"A great book because it gives an honest picture of the relationship between father and son, and it could do that because Butler was a truly independent observer, and above all because he was courageous. He would say things that other people knew but didn’t dare to say. And finally there was his clear, simple, straightforward way of writing, never using a long word where a short one will do." —George Orwell
"If the house caught on fire, the Victorian novel I would rescue from the flames would be 'The Way of All Flesh'". —William Maxwell
“'The Way of All Flesh' is one of the time-bombs of literature. One thinks of it lying in Samuel Butler’s desk for thirty years, waiting to blow up the Victorian family and with it the whole great pillared and balustraded edifice of the Victorian novel." —V. S. Pritchett
"One of the summits of human achievement." —George Bernard Shaw
"The Way of All Flesh" (1903) exploded like a bomb in Edwardian drawing rooms.
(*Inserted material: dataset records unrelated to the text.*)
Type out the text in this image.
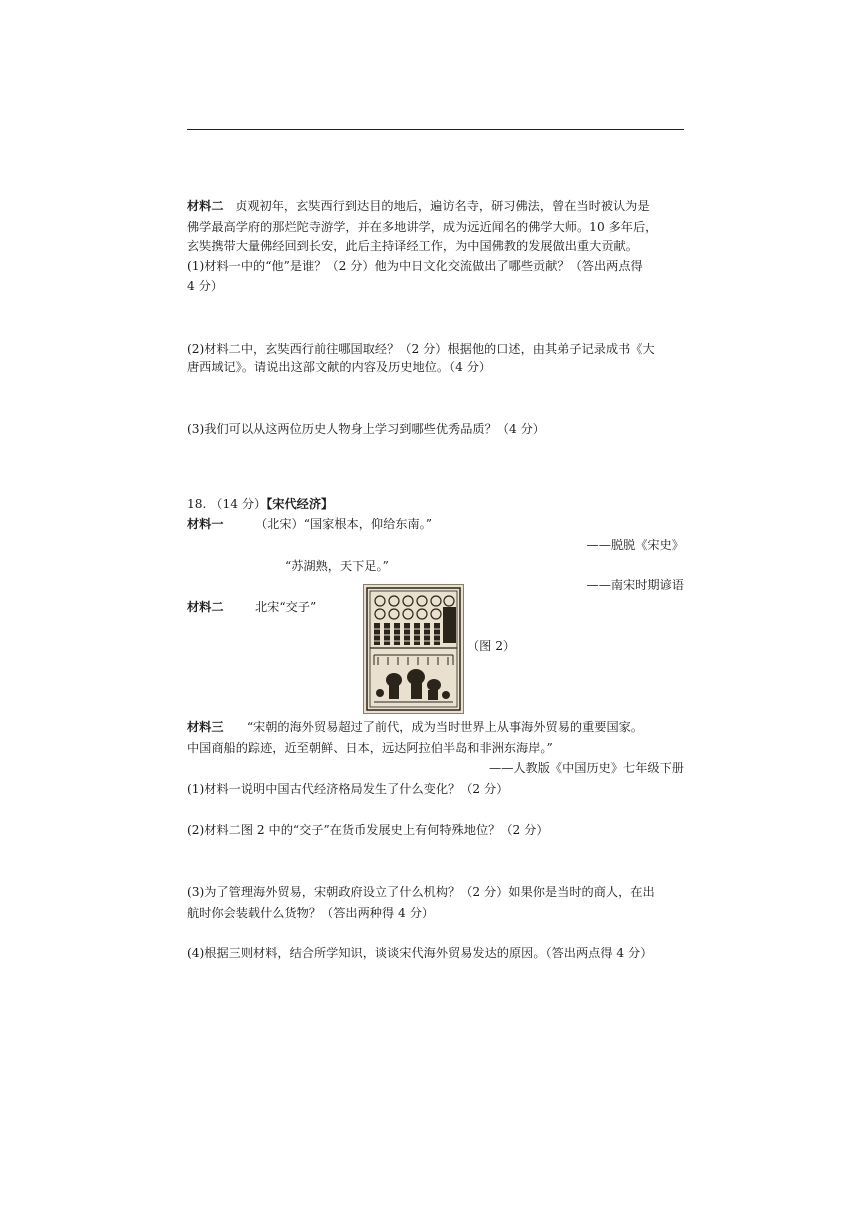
材料二 贞观初年，玄奘西行到达目的地后，遍访名寺，研习佛法，曾在当时被认为是
佛学最高学府的那烂陀寺游学，并在多地讲学，成为远近闻名的佛学大师。10 多年后，
玄奘携带大量佛经回到长安，此后主持译经工作，为中国佛教的发展做出重大贡献。
(1)材料一中的“他”是谁？（2 分）他为中日文化交流做出了哪些贡献？（答出两点得
4 分）
(2)材料二中，玄奘西行前往哪国取经？（2 分）根据他的口述，由其弟子记录成书《大
唐西域记》。请说出这部文献的内容及历史地位。（4 分）
(3)我们可以从这两位历史人物身上学习到哪些优秀品质？（4 分）
18. （14 分）【宋代经济】
材料一	（北宋）“国家根本，仰给东南。”
——脱脱《宋史》
“苏湖熟，天下足。”
——南宋时期谚语
材料二	北宋“交子”
（图 2）
材料三 “宋朝的海外贸易超过了前代，成为当时世界上从事海外贸易的重要国家。
中国商船的踪迹，近至朝鲜、日本，远达阿拉伯半岛和非洲东海岸。”
——人教版《中国历史》七年级下册
(1)材料一说明中国古代经济格局发生了什么变化？（2 分）
(2)材料二图 2 中的“交子”在货币发展史上有何特殊地位？（2 分）
(3)为了管理海外贸易，宋朝政府设立了什么机构？（2 分）如果你是当时的商人，在出
航时你会装载什么货物？（答出两种得 4 分）
(4)根据三则材料，结合所学知识，谈谈宋代海外贸易发达的原因。（答出两点得 4 分）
Based on Samuel Butler’s own life and published posthumously, it offers a scathing indictment of Victorian bourgeois values as personified in five generations of the Pontifex family.
Butler’s satire centers on Ernest Pontifex, an orthodox young man who suddenly sees the falseness of the rules and expectations forced on him by parents and teachers, an epiphany which leads him to renounce the moral, religious, and social values he once held.